Vietnam or Thailand ? Vote for the TOP Country of the Week !

Updated: May 18, 2025


Kullak gives Chopin's favorite metronome sign, 176 to the quarter, but this editor rightly believes that "the majestic grandeur is impaired," and suggests 152 instead. The gain is at once apparent. Indeed Kullak, a man of moderate pulse, is quite right in his strictures on the Chopin tempi, tempi that sprang from the expressively light mechanism of the prevailing pianos of Chopin's day.

Kullak speaks of a resemblance to Meyerbeer's song, Le Moine. The composition reaches exalted states. Its psychological tension is so great at times as to border on a pathological condition. There is unhealthy power in this nocturne, which is seldom interpreted with sinister subtlety.

It may be full of monologues, interspersed cadenzas, improvised preludes and short phrases, as Kullak suggests, yet there is unity in the composition, the units of structure and style. It was music of the future when Chopin composed; it is now music of the present, as much as Richard Wagner's. But the realism is a trifle clouded.

According to Breitkopf & Hartel the bass octaves are E both times. Mikuli gives G sharp the first time instead of E; Klindworth, G sharp the second time; Riemann, E, and also Kullak. The G sharp seems more various. In the thirteenth prelude, F sharp major, here is lovely atmosphere, pure and peaceful. The composer has found mental rest.

Kullak calls the study in F "a spirited little caprice, whose kernel lies in the simultaneous application of four different little rhythms to form a single figure in sound, which figure is then repeated continuously to the end. In these repetitions, however, changes of accentuation, fresh modulations, and piquant antitheses, serve to make the composition extremely vivacious and effective."

Kullak writes: "Harmonic anticipations; a rich rhythmic life originating in the changing articulation of the twelve-eights in groups of three and two each. ... This etude is an exceedingly piquant composition, possessing for the hearer a wondrous, fantastic charm, if played with the proper insight." The metronomic marking is practically the same in all editions, 152 to the quarter notes.

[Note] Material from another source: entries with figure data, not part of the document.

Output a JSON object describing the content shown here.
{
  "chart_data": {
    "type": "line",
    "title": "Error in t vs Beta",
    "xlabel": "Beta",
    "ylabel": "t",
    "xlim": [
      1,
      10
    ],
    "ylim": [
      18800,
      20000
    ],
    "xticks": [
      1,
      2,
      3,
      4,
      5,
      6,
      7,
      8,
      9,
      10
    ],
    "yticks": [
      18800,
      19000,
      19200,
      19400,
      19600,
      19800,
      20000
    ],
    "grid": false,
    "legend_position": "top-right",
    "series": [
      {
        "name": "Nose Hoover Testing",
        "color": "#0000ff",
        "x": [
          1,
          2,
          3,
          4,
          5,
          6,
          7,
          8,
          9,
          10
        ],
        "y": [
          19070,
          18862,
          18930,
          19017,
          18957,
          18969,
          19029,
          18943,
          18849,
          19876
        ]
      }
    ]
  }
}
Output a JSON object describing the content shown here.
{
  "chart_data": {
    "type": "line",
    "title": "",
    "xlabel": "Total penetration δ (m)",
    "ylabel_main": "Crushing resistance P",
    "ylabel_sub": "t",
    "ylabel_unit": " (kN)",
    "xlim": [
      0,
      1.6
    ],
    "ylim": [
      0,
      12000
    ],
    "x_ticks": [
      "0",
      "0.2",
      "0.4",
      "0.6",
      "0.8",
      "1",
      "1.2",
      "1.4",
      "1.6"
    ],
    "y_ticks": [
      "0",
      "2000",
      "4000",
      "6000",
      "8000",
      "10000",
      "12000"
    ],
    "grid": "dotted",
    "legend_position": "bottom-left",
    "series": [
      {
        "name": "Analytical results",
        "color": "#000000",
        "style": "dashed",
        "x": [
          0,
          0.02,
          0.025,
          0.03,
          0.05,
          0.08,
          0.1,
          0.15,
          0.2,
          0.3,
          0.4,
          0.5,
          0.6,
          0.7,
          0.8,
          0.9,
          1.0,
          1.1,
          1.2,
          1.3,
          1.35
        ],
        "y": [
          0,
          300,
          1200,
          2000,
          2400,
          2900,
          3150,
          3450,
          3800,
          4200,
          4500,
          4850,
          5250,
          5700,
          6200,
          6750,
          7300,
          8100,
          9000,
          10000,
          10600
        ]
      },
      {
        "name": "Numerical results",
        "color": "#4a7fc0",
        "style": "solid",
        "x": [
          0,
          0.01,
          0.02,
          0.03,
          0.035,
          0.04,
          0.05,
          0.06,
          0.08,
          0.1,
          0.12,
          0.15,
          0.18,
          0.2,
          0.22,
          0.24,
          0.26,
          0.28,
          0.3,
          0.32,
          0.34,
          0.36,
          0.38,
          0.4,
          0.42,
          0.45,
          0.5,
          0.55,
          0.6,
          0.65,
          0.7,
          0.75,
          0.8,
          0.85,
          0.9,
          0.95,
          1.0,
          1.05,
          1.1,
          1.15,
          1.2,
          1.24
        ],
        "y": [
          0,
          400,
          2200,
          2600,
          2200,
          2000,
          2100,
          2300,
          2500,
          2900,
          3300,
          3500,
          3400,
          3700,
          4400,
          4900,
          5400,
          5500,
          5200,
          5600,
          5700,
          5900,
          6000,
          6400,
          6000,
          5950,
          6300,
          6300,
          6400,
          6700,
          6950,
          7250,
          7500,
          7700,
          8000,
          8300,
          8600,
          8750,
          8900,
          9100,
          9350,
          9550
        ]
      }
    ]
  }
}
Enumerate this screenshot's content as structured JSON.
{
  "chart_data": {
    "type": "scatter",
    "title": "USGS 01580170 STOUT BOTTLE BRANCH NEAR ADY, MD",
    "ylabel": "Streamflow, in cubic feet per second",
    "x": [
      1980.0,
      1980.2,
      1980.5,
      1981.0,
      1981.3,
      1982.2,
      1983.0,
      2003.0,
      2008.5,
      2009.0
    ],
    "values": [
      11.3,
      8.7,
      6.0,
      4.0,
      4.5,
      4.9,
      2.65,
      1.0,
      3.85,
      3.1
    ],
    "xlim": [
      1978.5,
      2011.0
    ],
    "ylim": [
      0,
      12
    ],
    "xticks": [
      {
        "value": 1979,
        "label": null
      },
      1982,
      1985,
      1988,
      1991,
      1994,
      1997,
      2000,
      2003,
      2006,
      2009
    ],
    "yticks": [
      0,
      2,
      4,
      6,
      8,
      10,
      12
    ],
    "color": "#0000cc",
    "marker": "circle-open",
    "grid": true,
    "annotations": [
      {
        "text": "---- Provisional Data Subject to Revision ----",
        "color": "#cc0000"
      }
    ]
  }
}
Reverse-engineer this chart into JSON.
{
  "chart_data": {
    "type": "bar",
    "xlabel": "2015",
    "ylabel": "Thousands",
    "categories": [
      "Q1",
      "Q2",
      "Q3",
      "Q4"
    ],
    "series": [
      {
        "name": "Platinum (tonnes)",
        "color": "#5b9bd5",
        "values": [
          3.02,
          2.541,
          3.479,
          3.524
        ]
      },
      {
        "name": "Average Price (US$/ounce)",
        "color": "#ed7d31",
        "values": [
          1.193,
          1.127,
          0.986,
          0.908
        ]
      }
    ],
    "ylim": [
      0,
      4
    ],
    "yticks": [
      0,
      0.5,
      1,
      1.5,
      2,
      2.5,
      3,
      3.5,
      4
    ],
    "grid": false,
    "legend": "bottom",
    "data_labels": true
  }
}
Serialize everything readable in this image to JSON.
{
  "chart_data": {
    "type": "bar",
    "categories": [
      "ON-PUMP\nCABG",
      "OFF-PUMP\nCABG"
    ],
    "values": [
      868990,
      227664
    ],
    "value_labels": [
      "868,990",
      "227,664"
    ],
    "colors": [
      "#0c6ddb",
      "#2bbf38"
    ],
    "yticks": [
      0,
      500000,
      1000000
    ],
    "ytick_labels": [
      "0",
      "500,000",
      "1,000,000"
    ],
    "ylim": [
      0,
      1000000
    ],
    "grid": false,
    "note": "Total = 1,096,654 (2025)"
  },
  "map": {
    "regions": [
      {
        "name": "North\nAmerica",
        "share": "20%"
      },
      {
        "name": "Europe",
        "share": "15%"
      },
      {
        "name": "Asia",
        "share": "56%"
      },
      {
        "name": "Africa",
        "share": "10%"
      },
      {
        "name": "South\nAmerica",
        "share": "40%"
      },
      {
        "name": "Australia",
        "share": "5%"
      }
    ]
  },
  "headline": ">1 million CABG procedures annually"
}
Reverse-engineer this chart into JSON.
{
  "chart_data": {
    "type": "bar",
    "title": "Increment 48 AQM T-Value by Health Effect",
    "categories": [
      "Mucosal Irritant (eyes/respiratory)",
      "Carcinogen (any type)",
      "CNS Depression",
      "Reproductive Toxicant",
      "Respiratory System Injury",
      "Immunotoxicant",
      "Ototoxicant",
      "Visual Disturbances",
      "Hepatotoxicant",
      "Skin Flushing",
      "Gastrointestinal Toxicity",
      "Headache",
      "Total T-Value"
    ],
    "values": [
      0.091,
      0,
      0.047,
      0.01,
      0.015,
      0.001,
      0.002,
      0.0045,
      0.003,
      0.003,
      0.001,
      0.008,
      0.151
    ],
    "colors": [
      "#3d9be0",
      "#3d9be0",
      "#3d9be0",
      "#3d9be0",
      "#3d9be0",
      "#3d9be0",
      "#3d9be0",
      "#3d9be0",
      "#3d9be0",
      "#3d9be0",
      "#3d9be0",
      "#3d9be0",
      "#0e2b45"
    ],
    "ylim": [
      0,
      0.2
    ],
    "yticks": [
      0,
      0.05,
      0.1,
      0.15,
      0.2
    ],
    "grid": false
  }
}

The Klindworth reading of this troubled poem is the best though Kullak used Chopin's autographic copy. There is no metronomic sign in this autograph. Tellefsen gives 69 to the quarter; Klindworth, 60; Riemann, 69; Mikuli, the same; Von Bulow and Kullak, 60. Kullak also gives several variante from the text, adding an A flat to the last group in bar II. Riemann and the others make the same addition.

It is dedicated to Mme. la Princesse Elizabeth Czernicheff, whose name, as Chopin confesses in a letter, he knows not how to spell. Theodore Kullak is curt and pedagogic in his preface to the Preludes. He writes: Chopin's genius nowhere reveals itself more charmingly than within narrowly bounded musical forms. The Preludes are, in their aphoristic brevity, masterpieces of the first rank.

Born in 1847, she received a thorough musical training, counting among her teachers Kjerulf, Kullak, Von Bülow, and Liszt. Her work has won her many honours, including the royal gold medal of Sweden. Her compositions are not many in number, but all of them show the most delightful freshness and originality.

In all the editions, Riemann's excepted, there is no doubt left as to the alternations of metres. Riemann is conducive to clear-sighted phrasing, and will set the student thinking, but the general effect of accentuation is certainly different. All the editors quoted agree with Von Bulow, Klindworth and Kullak.